Question 556161
Two points determine a linear function; three points determine a quadratic function.
A quadratic function can be written as
{{{f(x)=ax^2+bx+c}}} or {{{y=ax^2+bx+c}}}
In general, you can always substitute the coordinates of each of 3 points to get 3 equations.
For your problem,
(-1,1) ---> {{{1=a(-1)^2+b(-1)+c}}} ---> {{{1=a-b+c}}}
(1,1) ---> {{{1=a(1)^2+b(1)+c}}} ---> {{{1=a+b+c}}}
(3,9) ---> {{{9=a(3)^2+b(3)+c}}} ---> {{{9=9a+3b+c}}}
You got a system of equations.
From there, you solve the system for a, b, and c and those coefficients determine your quadratic function.
In your case, symmetrical points (-1, 1), and (1, 1) tell you that the axis of symmetry will be the y-axis (the line x=0), making b=0.

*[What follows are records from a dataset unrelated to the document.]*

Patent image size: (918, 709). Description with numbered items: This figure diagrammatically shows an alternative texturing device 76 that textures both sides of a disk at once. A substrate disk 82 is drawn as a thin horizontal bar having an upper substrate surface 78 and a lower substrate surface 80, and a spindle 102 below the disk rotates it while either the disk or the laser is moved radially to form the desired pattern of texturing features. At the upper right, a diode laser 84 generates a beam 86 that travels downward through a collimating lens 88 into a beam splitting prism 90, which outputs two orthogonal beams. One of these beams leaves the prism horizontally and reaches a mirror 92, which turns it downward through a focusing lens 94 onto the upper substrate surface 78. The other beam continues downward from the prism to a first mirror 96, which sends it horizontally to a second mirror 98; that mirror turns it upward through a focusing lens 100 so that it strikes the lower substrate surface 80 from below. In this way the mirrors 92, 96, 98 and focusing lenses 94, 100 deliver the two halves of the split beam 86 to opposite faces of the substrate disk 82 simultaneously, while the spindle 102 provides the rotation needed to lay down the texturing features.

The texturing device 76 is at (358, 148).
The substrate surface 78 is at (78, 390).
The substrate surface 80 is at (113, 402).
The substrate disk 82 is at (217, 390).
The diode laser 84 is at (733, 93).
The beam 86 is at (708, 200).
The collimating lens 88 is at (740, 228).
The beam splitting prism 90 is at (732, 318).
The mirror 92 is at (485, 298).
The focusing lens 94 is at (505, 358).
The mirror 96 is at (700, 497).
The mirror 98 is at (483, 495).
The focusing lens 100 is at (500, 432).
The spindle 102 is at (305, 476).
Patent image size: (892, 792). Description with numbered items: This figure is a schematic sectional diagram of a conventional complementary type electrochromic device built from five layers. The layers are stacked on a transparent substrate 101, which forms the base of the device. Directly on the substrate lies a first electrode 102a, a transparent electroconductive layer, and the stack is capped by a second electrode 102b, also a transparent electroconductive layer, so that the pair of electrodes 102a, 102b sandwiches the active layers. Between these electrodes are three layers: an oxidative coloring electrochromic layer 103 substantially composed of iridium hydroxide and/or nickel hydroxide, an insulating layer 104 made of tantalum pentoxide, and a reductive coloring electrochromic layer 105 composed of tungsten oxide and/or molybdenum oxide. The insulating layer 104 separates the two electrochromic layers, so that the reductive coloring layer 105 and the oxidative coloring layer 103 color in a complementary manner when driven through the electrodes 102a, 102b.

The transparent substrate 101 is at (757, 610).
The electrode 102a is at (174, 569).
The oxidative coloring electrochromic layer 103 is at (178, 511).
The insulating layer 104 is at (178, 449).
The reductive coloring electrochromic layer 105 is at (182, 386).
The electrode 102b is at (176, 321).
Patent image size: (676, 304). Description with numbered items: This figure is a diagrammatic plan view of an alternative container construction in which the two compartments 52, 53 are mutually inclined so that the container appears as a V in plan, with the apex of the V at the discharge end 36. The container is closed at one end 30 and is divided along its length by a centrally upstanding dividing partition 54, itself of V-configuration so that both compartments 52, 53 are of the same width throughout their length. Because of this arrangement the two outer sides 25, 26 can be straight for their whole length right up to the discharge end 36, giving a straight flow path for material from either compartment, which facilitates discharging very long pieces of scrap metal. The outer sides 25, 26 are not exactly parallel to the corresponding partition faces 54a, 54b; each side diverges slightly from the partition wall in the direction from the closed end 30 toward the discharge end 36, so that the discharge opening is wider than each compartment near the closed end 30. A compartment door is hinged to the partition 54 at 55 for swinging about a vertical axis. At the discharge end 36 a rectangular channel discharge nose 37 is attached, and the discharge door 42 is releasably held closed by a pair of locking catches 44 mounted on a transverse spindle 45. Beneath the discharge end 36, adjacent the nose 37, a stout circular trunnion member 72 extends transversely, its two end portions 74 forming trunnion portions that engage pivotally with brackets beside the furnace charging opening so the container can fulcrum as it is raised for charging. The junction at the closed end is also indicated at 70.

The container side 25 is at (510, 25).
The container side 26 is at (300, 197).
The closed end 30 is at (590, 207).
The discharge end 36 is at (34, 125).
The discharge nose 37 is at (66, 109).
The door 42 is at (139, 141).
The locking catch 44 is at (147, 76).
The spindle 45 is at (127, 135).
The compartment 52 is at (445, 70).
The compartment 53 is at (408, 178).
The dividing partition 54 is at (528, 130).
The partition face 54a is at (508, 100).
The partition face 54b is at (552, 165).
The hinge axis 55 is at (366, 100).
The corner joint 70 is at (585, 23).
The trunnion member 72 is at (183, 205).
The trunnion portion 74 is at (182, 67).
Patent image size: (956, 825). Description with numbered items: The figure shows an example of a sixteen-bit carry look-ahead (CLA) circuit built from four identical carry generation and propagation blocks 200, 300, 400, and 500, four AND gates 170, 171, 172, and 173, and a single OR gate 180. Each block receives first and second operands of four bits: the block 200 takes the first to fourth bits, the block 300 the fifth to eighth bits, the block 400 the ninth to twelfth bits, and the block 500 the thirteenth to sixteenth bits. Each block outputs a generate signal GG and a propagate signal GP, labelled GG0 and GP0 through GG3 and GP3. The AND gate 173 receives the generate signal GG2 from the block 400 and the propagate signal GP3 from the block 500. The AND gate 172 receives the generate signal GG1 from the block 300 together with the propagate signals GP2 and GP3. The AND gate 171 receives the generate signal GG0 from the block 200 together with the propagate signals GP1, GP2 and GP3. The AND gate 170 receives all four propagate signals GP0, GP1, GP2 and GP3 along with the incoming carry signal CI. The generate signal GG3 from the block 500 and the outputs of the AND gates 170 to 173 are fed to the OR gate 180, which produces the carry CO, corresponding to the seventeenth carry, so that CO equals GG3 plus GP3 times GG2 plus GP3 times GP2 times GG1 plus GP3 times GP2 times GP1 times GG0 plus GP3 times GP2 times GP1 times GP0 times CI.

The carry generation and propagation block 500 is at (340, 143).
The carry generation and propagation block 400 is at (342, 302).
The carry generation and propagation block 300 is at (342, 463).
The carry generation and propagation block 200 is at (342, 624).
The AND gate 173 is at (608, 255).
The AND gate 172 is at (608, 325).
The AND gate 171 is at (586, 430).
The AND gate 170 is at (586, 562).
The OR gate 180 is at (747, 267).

In your case {{{f(x)=ax^2+c}}} or {{{y=ax^2+c}}}
The simplest quadratic function (the mother of all quadratic functions) is
{{{f(x)=x^2}}} or {{{y=x^2}}}
Without grabbing your pencil (or pen), you can see that it passes through all 3 of your points. There is only one quadratic function that passes through any set of 3 points, so
Your function is {{{f(x)=x^2}}} or {{{y=x^2}}}.
(But you can solve the system of equations if it makes you, or your teacher happy. It's an easy one.)